STF: Paciente tem direito a tratamento médico compatível com as suas convicções religiosas
POR: Josiene Dias Barbosa
O Recurso Extraordinário (RE) n. 979.742, com repercussão geral (Tema 952), abordou a obrigação do poder público em custear tratamentos médicos alternativos que respeitem as convicções religiosas dos pacientes. O caso em questão envolve um paciente maior de idade, membro da comunidade cristã das Testemunhas de Jeová, que se negou a realizar uma cirurgia em Manaus, capital do estado do Amazonas, onde os hospitais públicos exigiam transfusão de sangue, em desacordo com suas crenças.
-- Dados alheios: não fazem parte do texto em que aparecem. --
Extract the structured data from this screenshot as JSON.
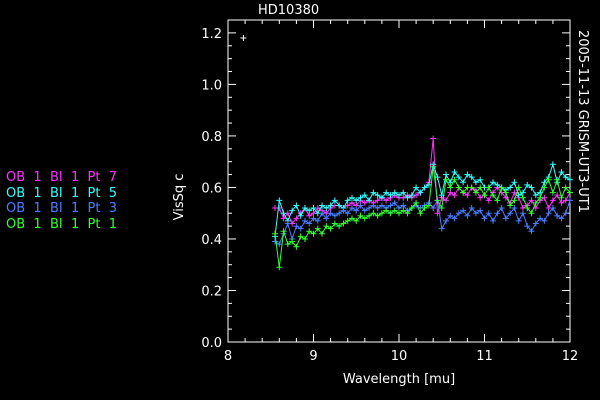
{
  "title": "HD10380",
  "side_label": "2005-11-13 GRISM-UT3-UT1",
  "legend": [
    {
      "label": "OB  1  BI  1  Pt  7",
      "color": "#ff33ff"
    },
    {
      "label": "OB  1  BI  1  Pt  5",
      "color": "#33ffff"
    },
    {
      "label": "OB  1  BI  1  Pt  3",
      "color": "#4a7dff"
    },
    {
      "label": "OB  1  BI  1  Pt  1",
      "color": "#33ff33"
    }
  ],
  "chart_data": {
    "type": "line",
    "xlabel": "Wavelength [mu]",
    "ylabel": "VisSq c",
    "xlim": [
      8,
      12
    ],
    "ylim": [
      0,
      1.25
    ],
    "xticks": [
      8,
      9,
      10,
      11,
      12
    ],
    "yticks": [
      0.0,
      0.2,
      0.4,
      0.6,
      0.8,
      1.0,
      1.2
    ],
    "grid": false,
    "annotation_point": {
      "x": 8.18,
      "y": 1.18,
      "color": "#ffffff"
    },
    "series": [
      {
        "name": "OB 1 BI 1 Pt 7",
        "color": "#ff33ff",
        "x": [
          8.55,
          8.6,
          8.65,
          8.7,
          8.75,
          8.8,
          8.85,
          8.9,
          8.95,
          9.0,
          9.05,
          9.1,
          9.15,
          9.2,
          9.25,
          9.3,
          9.35,
          9.4,
          9.45,
          9.5,
          9.55,
          9.6,
          9.65,
          9.7,
          9.75,
          9.8,
          9.85,
          9.9,
          9.95,
          10.0,
          10.05,
          10.1,
          10.15,
          10.2,
          10.25,
          10.3,
          10.35,
          10.4,
          10.45,
          10.5,
          10.55,
          10.6,
          10.65,
          10.7,
          10.75,
          10.8,
          10.85,
          10.9,
          10.95,
          11.0,
          11.05,
          11.1,
          11.15,
          11.2,
          11.25,
          11.3,
          11.35,
          11.4,
          11.45,
          11.5,
          11.55,
          11.6,
          11.65,
          11.7,
          11.75,
          11.8,
          11.85,
          11.9,
          11.95,
          12.0
        ],
        "y": [
          0.52,
          0.52,
          0.48,
          0.5,
          0.46,
          0.48,
          0.5,
          0.52,
          0.49,
          0.5,
          0.52,
          0.51,
          0.5,
          0.52,
          0.53,
          0.53,
          0.52,
          0.53,
          0.54,
          0.53,
          0.55,
          0.54,
          0.55,
          0.54,
          0.55,
          0.56,
          0.55,
          0.56,
          0.57,
          0.56,
          0.56,
          0.57,
          0.56,
          0.57,
          0.58,
          0.6,
          0.62,
          0.79,
          0.5,
          0.56,
          0.55,
          0.58,
          0.57,
          0.6,
          0.58,
          0.57,
          0.6,
          0.59,
          0.56,
          0.57,
          0.55,
          0.58,
          0.6,
          0.58,
          0.56,
          0.54,
          0.58,
          0.56,
          0.52,
          0.53,
          0.55,
          0.52,
          0.55,
          0.56,
          0.52,
          0.55,
          0.57,
          0.54,
          0.55,
          0.58
        ]
      },
      {
        "name": "OB 1 BI 1 Pt 5",
        "color": "#33ffff",
        "x": [
          8.55,
          8.6,
          8.65,
          8.7,
          8.75,
          8.8,
          8.85,
          8.9,
          8.95,
          9.0,
          9.05,
          9.1,
          9.15,
          9.2,
          9.25,
          9.3,
          9.35,
          9.4,
          9.45,
          9.5,
          9.55,
          9.6,
          9.65,
          9.7,
          9.75,
          9.8,
          9.85,
          9.9,
          9.95,
          10.0,
          10.05,
          10.1,
          10.15,
          10.2,
          10.25,
          10.3,
          10.35,
          10.4,
          10.45,
          10.5,
          10.55,
          10.6,
          10.65,
          10.7,
          10.75,
          10.8,
          10.85,
          10.9,
          10.95,
          11.0,
          11.05,
          11.1,
          11.15,
          11.2,
          11.25,
          11.3,
          11.35,
          11.4,
          11.45,
          11.5,
          11.55,
          11.6,
          11.65,
          11.7,
          11.75,
          11.8,
          11.85,
          11.9,
          11.95,
          12.0
        ],
        "y": [
          0.41,
          0.55,
          0.5,
          0.47,
          0.51,
          0.53,
          0.49,
          0.52,
          0.51,
          0.52,
          0.5,
          0.53,
          0.52,
          0.53,
          0.55,
          0.53,
          0.52,
          0.55,
          0.56,
          0.55,
          0.56,
          0.57,
          0.55,
          0.58,
          0.57,
          0.56,
          0.58,
          0.57,
          0.58,
          0.57,
          0.58,
          0.56,
          0.57,
          0.6,
          0.58,
          0.6,
          0.61,
          0.69,
          0.64,
          0.57,
          0.65,
          0.62,
          0.66,
          0.64,
          0.62,
          0.65,
          0.64,
          0.62,
          0.63,
          0.6,
          0.6,
          0.62,
          0.61,
          0.6,
          0.59,
          0.6,
          0.62,
          0.57,
          0.58,
          0.61,
          0.6,
          0.57,
          0.58,
          0.62,
          0.64,
          0.69,
          0.62,
          0.66,
          0.64,
          0.63
        ]
      },
      {
        "name": "OB 1 BI 1 Pt 3",
        "color": "#4a7dff",
        "x": [
          8.55,
          8.6,
          8.65,
          8.7,
          8.75,
          8.8,
          8.85,
          8.9,
          8.95,
          9.0,
          9.05,
          9.1,
          9.15,
          9.2,
          9.25,
          9.3,
          9.35,
          9.4,
          9.45,
          9.5,
          9.55,
          9.6,
          9.65,
          9.7,
          9.75,
          9.8,
          9.85,
          9.9,
          9.95,
          10.0,
          10.05,
          10.1,
          10.15,
          10.2,
          10.25,
          10.3,
          10.35,
          10.4,
          10.45,
          10.5,
          10.55,
          10.6,
          10.65,
          10.7,
          10.75,
          10.8,
          10.85,
          10.9,
          10.95,
          11.0,
          11.05,
          11.1,
          11.15,
          11.2,
          11.25,
          11.3,
          11.35,
          11.4,
          11.45,
          11.5,
          11.55,
          11.6,
          11.65,
          11.7,
          11.75,
          11.8,
          11.85,
          11.9,
          11.95,
          12.0
        ],
        "y": [
          0.39,
          0.38,
          0.42,
          0.46,
          0.4,
          0.45,
          0.44,
          0.47,
          0.46,
          0.48,
          0.47,
          0.5,
          0.48,
          0.5,
          0.49,
          0.5,
          0.51,
          0.5,
          0.52,
          0.51,
          0.53,
          0.51,
          0.52,
          0.53,
          0.52,
          0.53,
          0.52,
          0.53,
          0.54,
          0.52,
          0.53,
          0.51,
          0.52,
          0.53,
          0.52,
          0.53,
          0.54,
          0.52,
          0.55,
          0.44,
          0.47,
          0.49,
          0.48,
          0.5,
          0.51,
          0.49,
          0.52,
          0.5,
          0.51,
          0.48,
          0.5,
          0.47,
          0.5,
          0.52,
          0.48,
          0.5,
          0.52,
          0.47,
          0.5,
          0.45,
          0.43,
          0.46,
          0.48,
          0.47,
          0.5,
          0.52,
          0.49,
          0.48,
          0.5,
          0.55
        ]
      },
      {
        "name": "OB 1 BI 1 Pt 1",
        "color": "#33ff33",
        "x": [
          8.55,
          8.6,
          8.65,
          8.7,
          8.75,
          8.8,
          8.85,
          8.9,
          8.95,
          9.0,
          9.05,
          9.1,
          9.15,
          9.2,
          9.25,
          9.3,
          9.35,
          9.4,
          9.45,
          9.5,
          9.55,
          9.6,
          9.65,
          9.7,
          9.75,
          9.8,
          9.85,
          9.9,
          9.95,
          10.0,
          10.05,
          10.1,
          10.15,
          10.2,
          10.25,
          10.3,
          10.35,
          10.4,
          10.45,
          10.5,
          10.55,
          10.6,
          10.65,
          10.7,
          10.75,
          10.8,
          10.85,
          10.9,
          10.95,
          11.0,
          11.05,
          11.1,
          11.15,
          11.2,
          11.25,
          11.3,
          11.35,
          11.4,
          11.45,
          11.5,
          11.55,
          11.6,
          11.65,
          11.7,
          11.75,
          11.8,
          11.85,
          11.9,
          11.95,
          12.0
        ],
        "y": [
          0.42,
          0.29,
          0.43,
          0.38,
          0.39,
          0.37,
          0.41,
          0.4,
          0.43,
          0.42,
          0.44,
          0.42,
          0.45,
          0.44,
          0.46,
          0.45,
          0.46,
          0.47,
          0.48,
          0.47,
          0.49,
          0.48,
          0.49,
          0.5,
          0.49,
          0.5,
          0.51,
          0.5,
          0.51,
          0.5,
          0.51,
          0.5,
          0.52,
          0.54,
          0.5,
          0.52,
          0.53,
          0.68,
          0.55,
          0.52,
          0.63,
          0.6,
          0.63,
          0.6,
          0.58,
          0.6,
          0.6,
          0.58,
          0.6,
          0.57,
          0.6,
          0.57,
          0.55,
          0.6,
          0.58,
          0.53,
          0.55,
          0.6,
          0.56,
          0.52,
          0.5,
          0.54,
          0.56,
          0.6,
          0.63,
          0.58,
          0.63,
          0.56,
          0.6,
          0.58
        ]
      }
    ]
  }
}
O paciente pleiteou judicialmente a realização do procedimento em São Paulo, onde a cirurgia poderia ser realizada sem a necessidade de transfusão.
O juiz de primeira instância deferiu o pedido, condenando a União, o estado do Amazonas e o município de Manaus a arcar com as despesas de deslocamento. A União recorreu da decisão que a obrigou a custear o tratamento do paciente, juntamente com o estado do Amazonas e o município de Manaus, argumentando que não deveria ser responsabilizada pelo pagamento de um tratamento alternativo em razão de convicções religiosas.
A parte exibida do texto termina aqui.